Help to initialize a tensor out of place

Hi all,

Inside one of my modules I have the following code to create a cost volume.
The cost is represented as a 3D volume of an image with each slice corresponds to a shift of d pixels. Pixels outside are set a zero in the volume.

def cost_volume(ref, tgt, max_disp):
    max_disp4 = max_disp // 4
    batch, channels, h, w = ref.size()
    cost = torch.zeros((batch, channels * 2, max_disp4, h, w), dtype=ref.dtype, device=ref.device,     requires_grad=False)

    cost[:, :channels, 0, :, :] = ref
    cost[:, channels:, 0, :, :] = tgt
    for d in range(1, max_disp4):
        cost[:, :channels, d, :, d:] = ref[:, :, :, d:]
        cost[:, channels:, d, :, d:] = tgt[:, :, :, :-d]

    return cost

When running in training mode, Pytorch complaints of not be able to compute the gradients due to some operations in-place, which is a fair error message.

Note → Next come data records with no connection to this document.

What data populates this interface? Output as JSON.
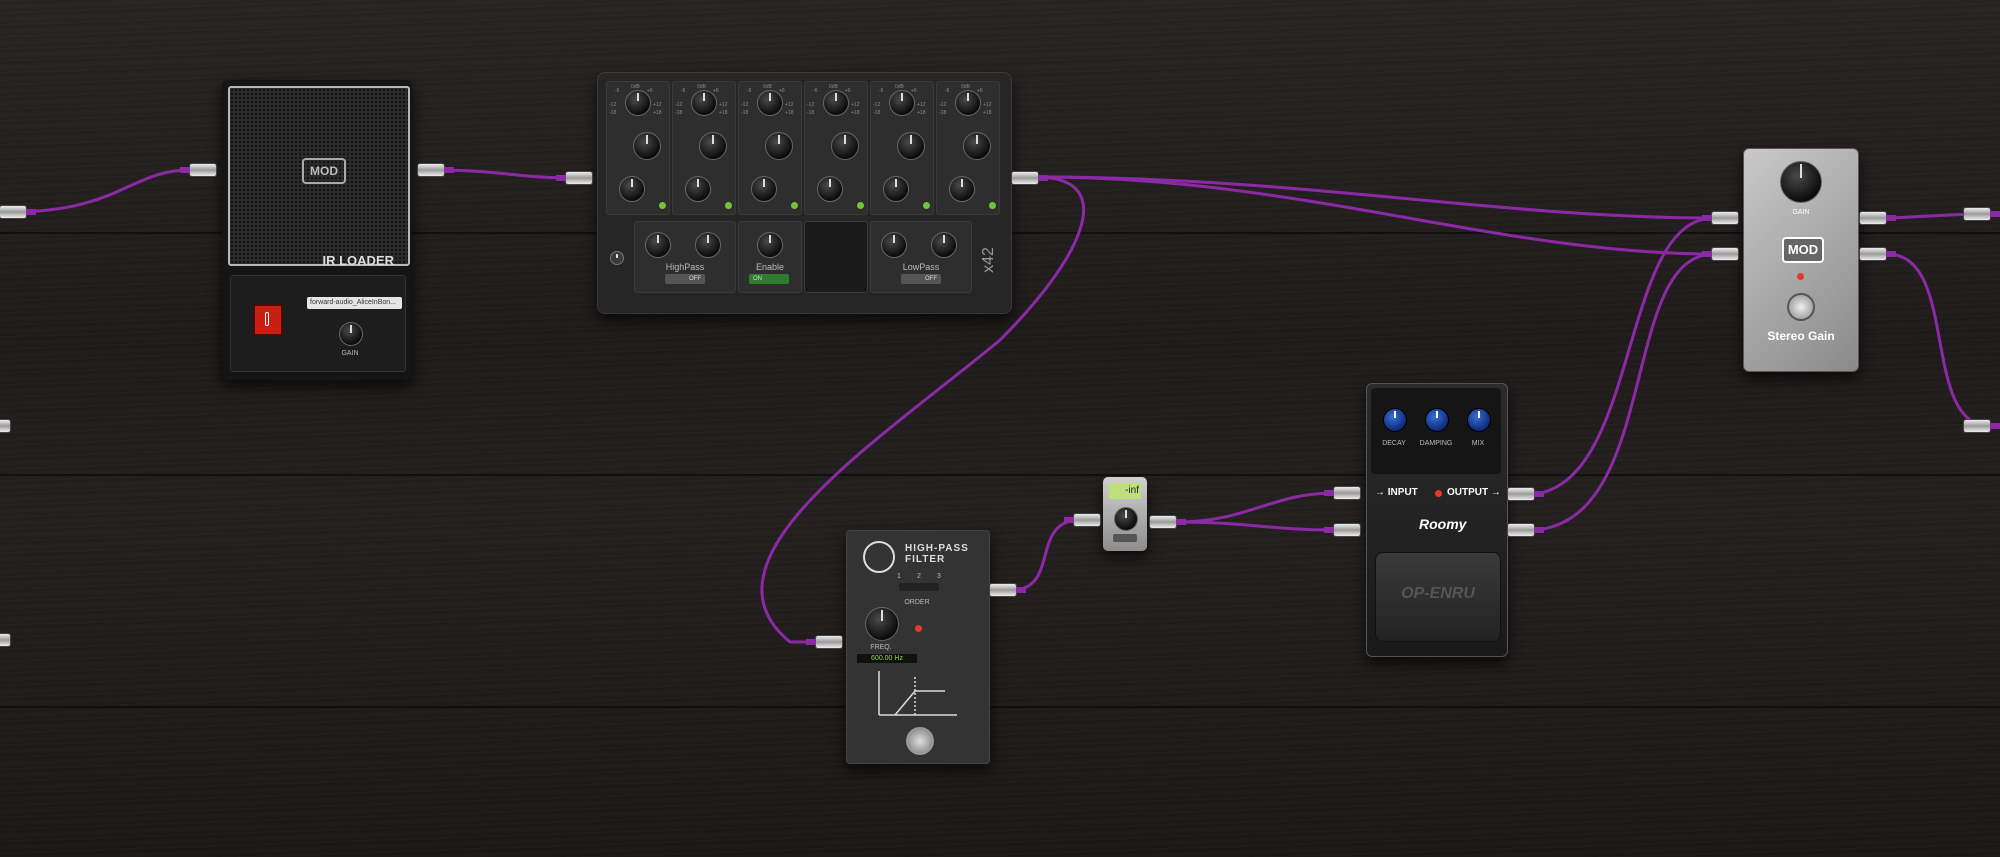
{
  "colors": {
    "cable": "#8c2aa6",
    "wood": "#231f1e",
    "eq_led": "#74c33a",
    "roomy_knob": "#2f63d0"
  },
  "ir_loader": {
    "logo": "MOD",
    "title": "IR LOADER",
    "filename": "forward-audio_AliceInBon...",
    "gain_label": "GAIN"
  },
  "eq": {
    "brand": "x42",
    "highpass_label": "HighPass",
    "highpass_state": "OFF",
    "enable_label": "Enable",
    "enable_state": "ON",
    "lowpass_label": "LowPass",
    "lowpass_state": "OFF",
    "band_scale_top": [
      "-6",
      "0dB",
      "+6"
    ],
    "band_scale_sides": [
      "-12",
      "+12",
      "-18",
      "+18"
    ]
  },
  "hpf": {
    "title_line1": "HIGH-PASS",
    "title_line2": "FILTER",
    "order_options": [
      "1",
      "2",
      "3"
    ],
    "order_label": "ORDER",
    "freq_label": "FREQ.",
    "freq_value": "600.00 Hz"
  },
  "meter": {
    "value": "-inf"
  },
  "roomy": {
    "knobs": [
      "DECAY",
      "DAMPING",
      "MIX"
    ],
    "input_label": "INPUT",
    "output_label": "OUTPUT",
    "brand": "Roomy",
    "stomp_text": "OP-ENRU"
  },
  "stereo_gain": {
    "gain_label": "GAIN",
    "logo": "MOD",
    "title": "Stereo Gain"
  }
}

RuntimeError: one of the variables needed for gradient computation has been modified by an inplace operation

I was wondering if an easy solution exists to convert this code from in-place to out-of-place? Or any trick to bypass this restriction for this scenario?

Thanks a lot for your help,

Well, if you check some dev answer:

An in-place operation is an operation that changes directly the content of a given Tensor without making a copy. Inplace operations in pytorch are always postfixed with a , like .add() or .scatter_(). Python operations like += or *= are also inplace operation

Try to add cost=cost.clone()
.clone() statement creates a copy of the data.

Thanks JuanFMontesinos for your help.
Unfortunately, this is the first thing that I tried and I have still the same error message.

I am using Pytorch 0.4.0:
cuda90 1.0 h6433d27_0 pytorch
pytorch 0.4.0 py36hdf912b8_0

you could modify the code to use torch.cat here I guess.